The presentation was attended by several educational institutions including, HISD, New Waverly ISD, Sam Houston State University, New Caney ISD, College Station ISD, Region 6 and Region 12 representatives. The special event was made possible by Edgenuity Inc.

Tanner kicked off the event by giving a brief history of of the A-F grading system, which was started by Gov. George Bush in 1999. He went on to explain how many states, including Texas, grade districts based on test scores.

“The Texas system very much represents the current way most of the states are doing this,” Tanner said. “You take test scores from the state and you add in attendance and graduation. We’re very much in line with what other states are doing,. The agreement among researchers, experts, teachers and so on is that A-F systems do not work. I have found reams of research that suggests that they do not work.”

Tanner explains that systems such as the A-F grading system can be altered by people to match what they think should be the certain standards district should meet to reach a certain grade. Tanner says it leaves districts not knowing what the underlying reality is for their district.

“Every case with A-F, that is what happened. Somebody didn’t like the results, somebody had a different bias, and they insisted on those tweaks,” Tanner said. “That leaves you with one conclusion, that you can’t know what the underlying reality is and that is an enormous problem with these systems.”

Using results from a study done by the University of Oklahoma, Tanner explained that these grading systems turn into labeling systems of schools and districts. By simply labeling a school with a low grade forces schools and districts to make changes based on that grade, which could severely handicap a large portion of the student population.

“What happens over and over again with labeling systems is that the ‘D’ school has to make decisions as if the whole school was a ‘D’ school, as if all of the students are ‘D’ students,” Tanner said. “That damages the students, and in addition, these schools are suppose to change everything so ‘D’ schools have a tendency to go into fight or flight mode and that is very dangerous.”

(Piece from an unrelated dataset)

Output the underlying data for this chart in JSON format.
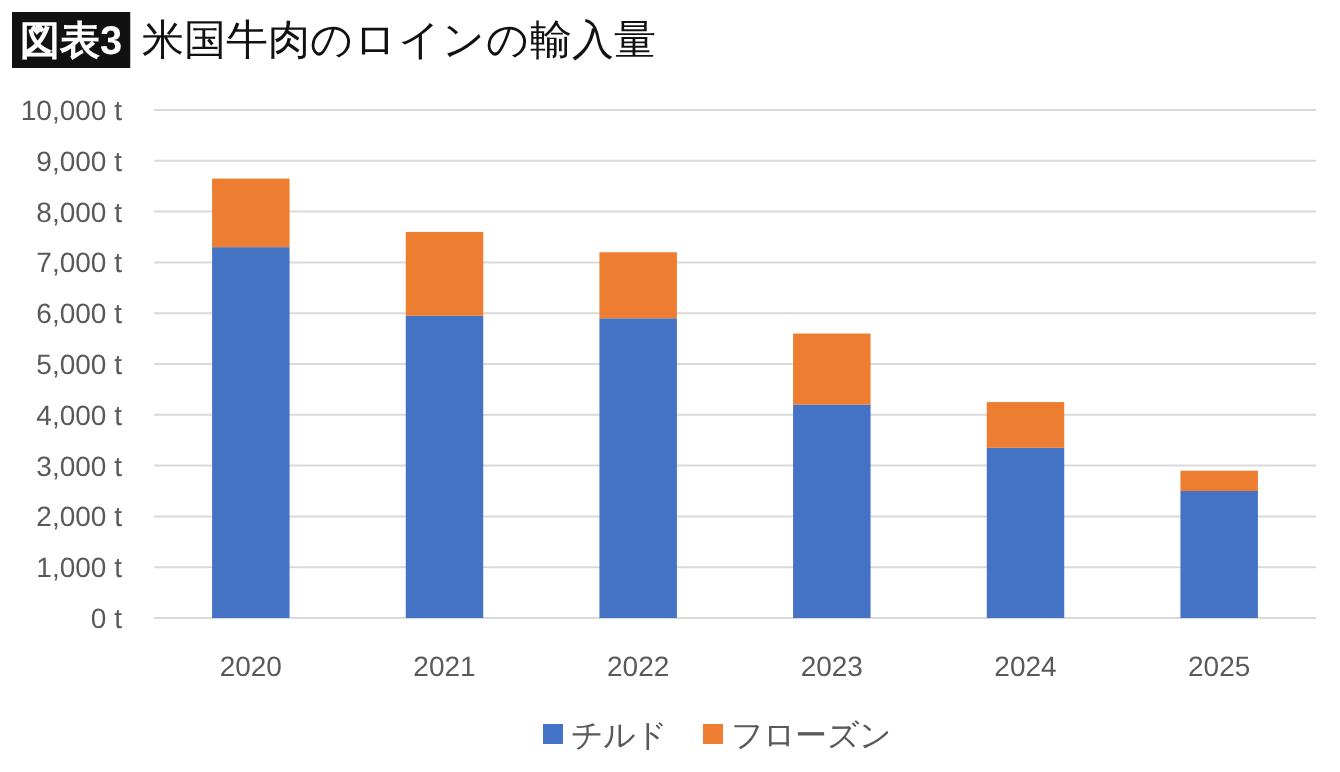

Not only does the grading system place labels on schools and districts, but Tanner explained it creates an environment where districts start testing for ranking. According to Tanner, all accountability testing in the United States is based on ranking schools.

“We need to understand what these are doing so we can use them properly. When it comes to testing, or student achievement, we not have something to measure it but we can’t observe it,” Tanner said. “If we are going to rank schools, we have to invent differences. When you build those kinds of test, what you are doing is not trying to say how much of the stuff kids have. You can’t measure it. What you’re measuring is relative differences. You’re measuring students above average and below average, so you can go into the information and see patterns that you need to disrupt.”

Tanner explained that a ranking of accumulated literacy and numeracy is a result of multiple effects, which are divided into Type A and Type B effects. Type B accounts for two-thirds of the effects and is what schools can not control. Type A accounts for about one-third of the effects, and is what schools can control, and is very important when it comes to accountability.

“There are dozen of ways to rank on just things we do in school, and this is what we include in our accountability system,” said Tanner. “Although it appears as a relatively small piece, it is a piece that can make or break a student.”

Overall, Tanner summarized that test-based accountability “looks nice on paper, but it does not and can not do the job it was designed for.”

He explains that in order to do better, teachers need to take control of what goes on in the classroom, and to not let a label given by the state dictate what they do. He said teachers need to ask themselves, “What am I accountable for and to whom?”

“What am I accountable for, for this child? What do they need?,” Tanner said. “It is amazing what can be accomplished, what patterns can be disrupted, when you ask those kinds of questions.”